Он коротко и презрительно рассмеялся:

– Вы, несомненно, единственная здесь, кто этого не знает. Я художественный критик.

Одна из приглашенных, что вились вокруг него как мухи, скользнула взглядом по Алисе и широко улыбнулась своему сюзерену:

– Это он создает погоду на рынке искусства.

Алиса все смотрела ему прямо в глаза.

– Ну да, вы этим занимаетесь. Но я спросила о том, кто вы есть?

– Но… Но…

Судя по виду «петуха», вопрос его смутил.

Подбородок у него пополз вверх, словно он собирался приподняться над Алисой.

– Вы не знаете, кто вы такой?

– Но… Я Антуан Дюпон! – самодовольно заявил он. – Меня все здесь знают…

Свита закивала головами.

Она огляделась вокруг. Картины, похоже, больше никого не интересовали.

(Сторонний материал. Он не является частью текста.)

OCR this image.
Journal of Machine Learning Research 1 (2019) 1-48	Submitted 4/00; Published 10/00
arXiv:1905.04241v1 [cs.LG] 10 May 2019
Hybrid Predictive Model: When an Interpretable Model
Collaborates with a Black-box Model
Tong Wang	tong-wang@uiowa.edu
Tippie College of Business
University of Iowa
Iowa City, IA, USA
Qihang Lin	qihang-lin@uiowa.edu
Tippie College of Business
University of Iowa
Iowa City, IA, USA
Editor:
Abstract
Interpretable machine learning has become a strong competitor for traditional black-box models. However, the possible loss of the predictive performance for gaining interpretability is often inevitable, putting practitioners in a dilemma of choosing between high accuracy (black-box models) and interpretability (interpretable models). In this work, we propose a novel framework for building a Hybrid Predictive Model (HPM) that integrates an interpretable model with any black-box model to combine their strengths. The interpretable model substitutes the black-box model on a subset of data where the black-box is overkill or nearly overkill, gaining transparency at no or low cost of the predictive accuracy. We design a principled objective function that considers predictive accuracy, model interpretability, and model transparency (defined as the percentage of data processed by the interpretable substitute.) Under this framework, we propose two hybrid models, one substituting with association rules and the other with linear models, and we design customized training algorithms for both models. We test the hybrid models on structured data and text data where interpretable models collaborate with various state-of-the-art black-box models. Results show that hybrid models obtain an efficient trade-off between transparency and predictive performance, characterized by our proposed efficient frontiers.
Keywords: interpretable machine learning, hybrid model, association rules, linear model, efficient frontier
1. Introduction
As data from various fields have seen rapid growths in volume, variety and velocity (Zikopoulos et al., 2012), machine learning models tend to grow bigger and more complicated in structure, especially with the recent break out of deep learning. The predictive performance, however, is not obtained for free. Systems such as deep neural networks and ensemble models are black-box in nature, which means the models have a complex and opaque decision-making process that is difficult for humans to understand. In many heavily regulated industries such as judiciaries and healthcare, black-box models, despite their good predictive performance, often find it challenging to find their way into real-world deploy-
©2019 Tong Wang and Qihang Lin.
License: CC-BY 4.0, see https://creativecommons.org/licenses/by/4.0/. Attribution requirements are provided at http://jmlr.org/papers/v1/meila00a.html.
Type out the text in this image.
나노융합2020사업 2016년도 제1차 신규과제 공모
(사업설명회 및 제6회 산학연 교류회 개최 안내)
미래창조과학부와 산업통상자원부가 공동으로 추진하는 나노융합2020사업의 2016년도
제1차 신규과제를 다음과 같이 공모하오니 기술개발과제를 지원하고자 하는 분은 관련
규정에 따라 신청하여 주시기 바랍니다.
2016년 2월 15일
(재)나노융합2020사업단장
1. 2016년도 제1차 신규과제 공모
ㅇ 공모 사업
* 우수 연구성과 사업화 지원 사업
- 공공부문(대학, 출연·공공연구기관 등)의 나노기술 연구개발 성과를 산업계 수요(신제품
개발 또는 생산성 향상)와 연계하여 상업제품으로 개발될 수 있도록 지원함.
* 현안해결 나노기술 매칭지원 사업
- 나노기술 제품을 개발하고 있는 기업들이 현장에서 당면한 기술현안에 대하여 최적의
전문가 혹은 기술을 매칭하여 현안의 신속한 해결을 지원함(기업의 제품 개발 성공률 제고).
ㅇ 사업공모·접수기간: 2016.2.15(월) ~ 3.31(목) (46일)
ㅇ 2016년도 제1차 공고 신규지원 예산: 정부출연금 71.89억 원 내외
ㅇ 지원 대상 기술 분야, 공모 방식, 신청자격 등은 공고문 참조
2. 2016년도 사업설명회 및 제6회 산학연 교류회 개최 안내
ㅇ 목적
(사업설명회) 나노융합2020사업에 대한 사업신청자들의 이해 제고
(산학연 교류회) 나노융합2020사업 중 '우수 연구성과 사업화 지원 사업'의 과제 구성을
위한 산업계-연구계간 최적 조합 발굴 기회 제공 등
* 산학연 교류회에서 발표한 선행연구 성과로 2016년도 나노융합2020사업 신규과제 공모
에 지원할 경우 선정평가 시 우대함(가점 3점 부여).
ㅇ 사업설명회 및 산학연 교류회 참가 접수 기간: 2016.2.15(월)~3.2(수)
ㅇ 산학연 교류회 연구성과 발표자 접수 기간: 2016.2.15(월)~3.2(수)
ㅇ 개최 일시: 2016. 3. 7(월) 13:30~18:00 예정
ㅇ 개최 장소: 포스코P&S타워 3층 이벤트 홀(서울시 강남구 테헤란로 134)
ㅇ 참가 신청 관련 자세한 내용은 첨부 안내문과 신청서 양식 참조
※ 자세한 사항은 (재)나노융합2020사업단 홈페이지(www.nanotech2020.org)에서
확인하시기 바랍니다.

А в конце галереи в барочном кресле сидел, нахохлившись, одинокий, всеми забытый живописец. Теперь он изображал оскорбленного и непонятого художника.

Алиса скорчила гримасу:

– Если бы ваши родители дали вам другое имя или сами бы носили иную фамилию, вы бы не были Антуаном Дюпоном. Тем не менее разве вы были бы другим человеком?

Критик все больше и больше терялся.

– Нет… конечно, – наконец проблеял он.

Алиса не сводила с него глаз.

– Тогда кто вы на самом деле, по сути своей, если вы не Антуан Дюпон?